Oysa bu partinin bundan yaklaşık 60 yıl önceki kurucu liderlerinden olan Mehmet Ali Aybar, 1966’da Russell Mahkemesi olarak bilinen mahkemede dünyaca ünlü Fransız filozof Jean Paul Sartre ile bu konuyu tartışmış, bir katliamdan söz edilemeyeceği gerçeğini Sartre’nin yüzüne haykırmıştı.

RUSSELL MAHKEMESİ

Detaylarını anlatacak olursak;

1960’lı yıllarda dünyada sadece sol hareketlerin içinde değil, tüm kesimlerde ABD’nin Vietnam’da uyguladığı katliamlara tepkiler yükselmişti. 1966 yılının Eylül ayına gelindiğinde, İngiliz filozofu ve matematikçisi Bernard Russell,  bir çağrı yaptı ve çağrıya olumlu yanıt veren kendi alanlarında dünyaca üne sahip tamamına yakını sol çevrelerden 15 bilim insanı, hukukçu, edebiyatçı, siyasetçi, sendikacı, gazeteci 13-15 Kasım 1966 tarihinde Russell’ın adıyla bilinen mahkemeyi kurdu. Mahkemenin amacı, Bernard Russell’ın ifadesiyle, “ABD’nin Vietnam’da işlediği savaş suçlarını belirlemek, insanoğlunun bu korkunç suçların tanıklığını üstlenmesini sağlamak ve insanlığı Vietnam’da adaletin safında birleştirmek”ti. Daha sonra mahkemenin üye sayısı 21’e çıkarıldı. İlk 15 isimde yer alanlardan biri de Türkiye İşçi Partisi’nden Mehmet Ali Aybar’dı.

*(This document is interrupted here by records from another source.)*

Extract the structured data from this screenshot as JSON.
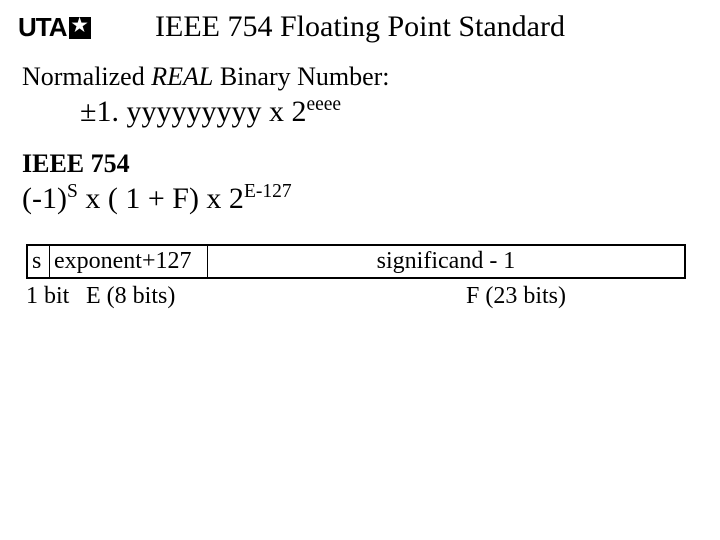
{
  "logo_text": "UTA",
  "title": "IEEE 754 Floating Point Standard",
  "norm_label_prefix": "Normalized ",
  "norm_label_real": "REAL",
  "norm_label_suffix": " Binary Number:",
  "formula1_prefix": "±1. yyyyyyyyy  x  2",
  "formula1_sup": "eeee",
  "heading2": "IEEE 754",
  "formula2_a": "(-1)",
  "formula2_sup1": "S",
  "formula2_b": " x  ( 1 + F)  x  2",
  "formula2_sup2": "E-127",
  "layout": {
    "s": "s",
    "exp": "exponent+127",
    "sig": "significand - 1",
    "s_label": "1 bit",
    "exp_label": "E (8 bits)",
    "sig_label": "F (23 bits)"
  },
  "colors": {
    "background": "#ffffff",
    "text": "#000000",
    "border": "#000000"
  }
}
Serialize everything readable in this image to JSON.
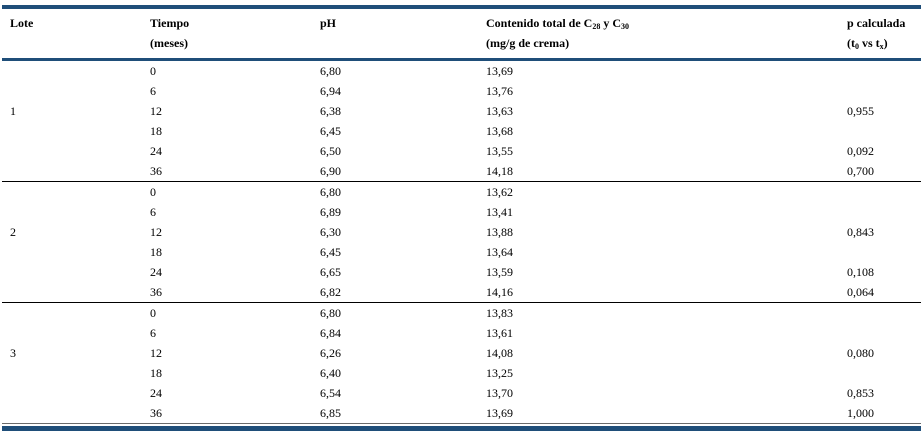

Mahkemenin başkanlığına Bernard Russell ile birlikte Jean Paul Sartre, Yugoslav hukuk doktoru ve tarihçi Vladimir Dedijer ve Fransız matematik profesörü Laurent Schwartz seçildi. Mahkeme çalışmalarına 2 Mayıs 1967 tarihinde Stockholm’de yaptığı ilk oturumla başladı.

Özet olarak aktaracak olursak, 20 Kasım 1967 tarihinde Kopenhag’da yapılan ikinci oturumda Mahkeme Başkanı Jean Paul Sartre, “soykırım” suçu üzerine bir bildiri sundu. Sartre’nin bildirisinde, Birinci Dünya Savaşı sırasında yaşanan Ermeni öldürümleri de “soykırım” örneği olarak anılıyordu. Mehmet Ali Aybar buna itiraz etti ve gerek mahkeme üyelerini gerekse de Sartre’yi bu konuda detaylı bir şekilde bilgilendirdi.

Aybar itirazında olayların Birinci Dünya Savaşı’nda Çarlık Rusyası destekli Ermeni çetelerin saldırılarıyla başladığını, sonra karşılıklı öldürme olaylarının olduğunu belgeleri ve kendi tanıklıklarıyla aktarmıştır.

Bu bilgilendirme sonunda Sartre ikna olarak mahkemeye sunduğu ve “soykırım”ın ne olduğunu açıklayan tebliğinden “Ermeni soykırımı” iddiasını çıkardı.

Sıklıkla Aybar ve o dönemin TİP liderlerini ağzına alan günümüz emperyalist taşeronu ve Türk düşmanı TİP’liler Türk milletine düşmanlıklarına muhalefet maskesi takmaya devam ediyor. Türk milleti de bunları hafızasına not ediyor.